Hidden Heritage: A Jewish Awakening in Krakow
A documentary by Slawomir Grünberg
This feature documentary film is about the remarkable revival of Jewish life in Krakow, Poland, seen through the eyes of Polish citizens who, against all odds, have re-discovered their connections to Judaism.
Krakow, the second largest city in Poland, was traditionally a leading center of Polish academic and cultural life, and of Jewish life since the 12th Century. Before World War II, over 60,000 people, one fourth of Krakow’s population, were Jewish, and there were at least 90 active synagogues in Krakow. After Nazi Germany invaded Poland in 1939, the Jewish residents of Krakow were forced into a ghetto and later sent to Auschwitz concentration camp and Belżec extermination camp. Ultimately over three million Polish Jews were killed in the Holocaust, over 90% of Poland’s Jewish population. Less than 6,000 Jews in Krakow were estimated to have survived. Of those, many left Poland and moved to the United States and Israel. Others departed after facing post-war Anti-Semitism. In 1968, under Communist rule, half of Poland’s entire remaining Jewish population were stripped of citizenship and forced out of the country. Of those who stayed, surviving Jewish children were often raised Catholic or not informed of their families’ Jewish heritage.
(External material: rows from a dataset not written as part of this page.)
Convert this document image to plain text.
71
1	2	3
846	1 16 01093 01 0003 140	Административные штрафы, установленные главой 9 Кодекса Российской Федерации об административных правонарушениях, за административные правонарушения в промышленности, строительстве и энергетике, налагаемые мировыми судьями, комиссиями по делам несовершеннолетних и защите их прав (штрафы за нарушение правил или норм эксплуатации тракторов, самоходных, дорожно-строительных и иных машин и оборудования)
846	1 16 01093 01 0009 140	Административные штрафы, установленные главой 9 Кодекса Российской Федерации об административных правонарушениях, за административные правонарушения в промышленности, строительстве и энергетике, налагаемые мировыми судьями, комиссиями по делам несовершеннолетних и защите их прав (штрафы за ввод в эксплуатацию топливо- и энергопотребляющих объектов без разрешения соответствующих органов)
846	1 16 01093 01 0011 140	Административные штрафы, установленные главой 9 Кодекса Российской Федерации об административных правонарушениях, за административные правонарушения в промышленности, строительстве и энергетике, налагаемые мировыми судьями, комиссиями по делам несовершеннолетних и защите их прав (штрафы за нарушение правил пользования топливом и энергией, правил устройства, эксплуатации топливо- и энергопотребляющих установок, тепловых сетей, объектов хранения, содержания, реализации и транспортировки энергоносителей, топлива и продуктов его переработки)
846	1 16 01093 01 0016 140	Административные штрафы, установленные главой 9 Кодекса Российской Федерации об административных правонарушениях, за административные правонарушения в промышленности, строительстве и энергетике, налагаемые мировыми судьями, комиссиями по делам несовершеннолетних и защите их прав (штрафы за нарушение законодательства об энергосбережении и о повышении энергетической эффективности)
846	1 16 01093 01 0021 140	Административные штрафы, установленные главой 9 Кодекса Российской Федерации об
Against all odds, however, a remarkable revival of the Jewish community is now underway. In 2002, His Royal Highness the Prince of Wales visited Krakow and learned of the need for a gathering place for members of the Krakow Jewish community. On his return to London, Prince Charles met with World Jewish Relief (WJR), a London-based charity. With his support and patronage, The Prince of Wales Jewish Community Centre (JCC) of Krakow opened in 2008. “I think it’s really miraculous what’s going on in Krakow,” says Jonathan Ornstein, who has been the executive director of the JCC of Krakow since it opened. “Young people are finding out that they have Jewish roots, that their families hid during the communist era that followed World War II…They are choosing to get involved, to build this Jewish future with others who grew up in Poland but only recently discovered their background.” According to Ornstein, “Our primary purpose is to welcome people with Jewish roots back into the Jewish world.” This includes the woman Ornstein met in Krakow and recently married. In 2017, the JCC of Krakow opened the first pluralistic Jewish nursery and pre-school for 10 children, another major milestone.